Like their brick-and-mortar brethren, venture capital-backed online exchanges are looking for ways to buck the economic downturn and keep cash in their coffers.
In addition to taking a variety of cost-cutting steps, component marketplaces like PartMiner Inc. are re-evaluating their strategies and shedding assets that don't fit their long-term plans. PartMiner, New York, last week said it has sold its collaborative sourcing and design (CSD) software business to software vendor Manugistics Group Inc. for an undisclosed amount.
One reason for the deal is to bolster PartMiner's balance sheet, said chief executive Dan Nissanoff. Although the company still has money from its $115 million in equity funding in the last few years, the proceeds from divesting the CSD software operation are expected to help PartMiner, which postponed its IPO in February, survive under current market conditions, he said.
"The deal provides us with significant assets to weather the storm and will allow us to invest in improving the sales and customer interface sides of the business, as well as fuel our excess-trade platform," Nissanoff said.
Analysts weren't surprised by the move and expect online component marketplaces to continue honing their business models during a trying year.
"These online models will continue to evolve. They look different today than they did a year ago, and they will look a lot different a year from now," said Matthew Sheerin, an analyst at Thomas Weisel Partners LLC in New York. "It's not unusual to see a company sell off parts of the business and focus on what they perceive as their core competencies. But I'm not sure everyone knows what those core competencies will be until they start getting traction."

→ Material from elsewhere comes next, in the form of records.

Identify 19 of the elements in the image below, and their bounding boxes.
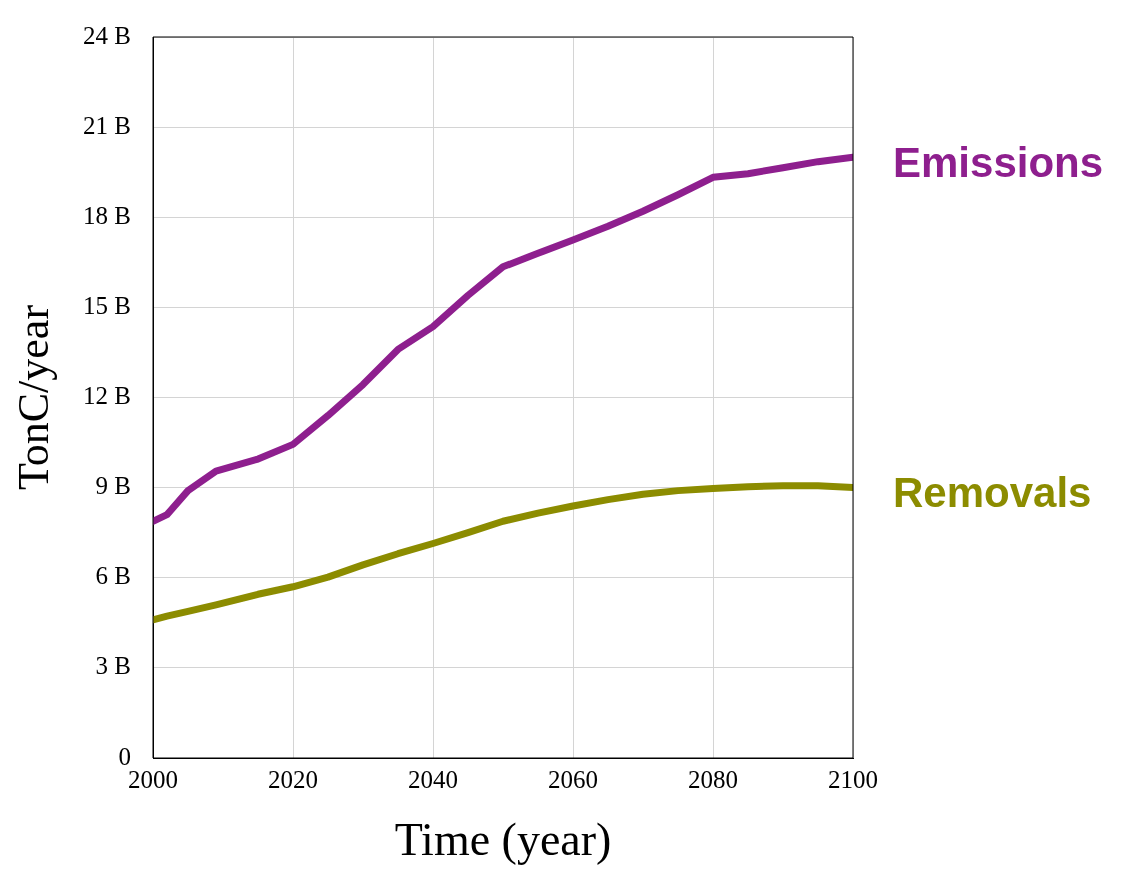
series-label: Emissions <box>893 138 1104 186</box>
y-axis-title: TonC/year <box>8 304 58 491</box>
x-tick-label: 2020 <box>268 765 318 793</box>
y-tick-label: 9 B <box>95 472 131 500</box>
y-tick-label: 12 B <box>83 382 131 410</box>
y-tick-label: 24 B <box>83 21 131 49</box>
y-tick-label: 6 B <box>95 562 131 590</box>
x-tick-label: 2040 <box>408 765 458 793</box>
series-label: Removals <box>893 469 1092 517</box>
y-tick-label: 21 B <box>83 111 131 139</box>
x-axis-title: Time (year) <box>394 814 612 866</box>
y-tick-label: 15 B <box>83 291 131 319</box>
y-tick-label: 18 B <box>83 201 131 229</box>
y-tick-label: 3 B <box>95 652 131 680</box>
x-tick-label: 2100 <box>828 765 878 793</box>
y-tick-label: 0 <box>118 742 131 770</box>
x-tick-label: 2060 <box>548 765 598 793</box>
x-tick-label: 2080 <box>688 765 738 793</box>
x-tick-label: 2000 <box>128 765 178 793</box>
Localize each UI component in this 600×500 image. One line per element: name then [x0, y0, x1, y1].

Online marketplaces are experimenting with their services, gauging to see which of them their customers will pay for. Generally, marketplaces spend millions on infrastructure and software licensing agreements to provide a range of procurement, sourcing, design, and logistics services.
Holding the line
While those platforms may be basic requirements, pressure to hold the line is also a top priority. Layoffs and other cost-cutting measures are becoming as widespread among online marketplaces as they are in other high-tech segments.
In recent months, a number of marketplaces, including PartMiner, reduced staff. Last week, Converge Inc., an industry-led exchange headed by Compaq Computer Corp. and Hewlett-Packard Co., took the same route. Citing tough economic pressures, Peabody, Mass.-based Converge on Thursday cut a number of jobs from its recently acquired trading business, formerly known as NECX.
"Putting all that sourcing and design collaboration in place is extremely difficult. It's very expensive, and generating a viable business model from that is difficult," said Bob Moncrieff, a director at management consultant firm Pittiglio Rabin Todd & McGrath in Mountain View, Calif. "It's also quite a challenge to put in extra services when they're dealing with soft market conditions."Others in the online exchange space, though, believe pooling various services will put them on the path to profitability, and have kept expansion efforts in their financial plans.
"A lot of people thought there would be an open checkbook from the venture capitalists. We believe it will be another 12 months for the capital markets to open again, and we have always worked in that time frame," said Andrew Wilson, president and chief operating officer of Need2Buy Inc., a Westlake Village, Calif., exchange that has received $50 million in funding over the past two years.
"We believe that bundling services and offering that in aggregate will have long-term value," he added. "It would be short-sighted of us to carve pieces of that now and decide not to offer them."
Not worth it
In PartMiner's case, the expense and time required to develop design and sourcing software was not worth the effort, Nissanoff said.
PartMiner had bought the CSD tool in December 1999 as part of its acquisition of IQXpert from IHS Group Inc. The cornerstone of that deal was a database of electronic component information.
The CSD software was designed to improve collaboration within an organization's four walls rather than inter-
enterprise collaboration, according to Bill Barron, PartMiner's chief marketing officer. But to get full functionality from it, the company would have to dedicate considerable resources to develop the software further, or scrap it and sell it to a company that could embed the technology in a broader solution.
"We were looking at the market and our business model carefully and decided that CSD was not a strategic asset," Nissanoff said. "To fully exploit the business, we would have to turn ourselves into a software company. We don't want to be in the software sales business. We are in the business of facilitating procurement."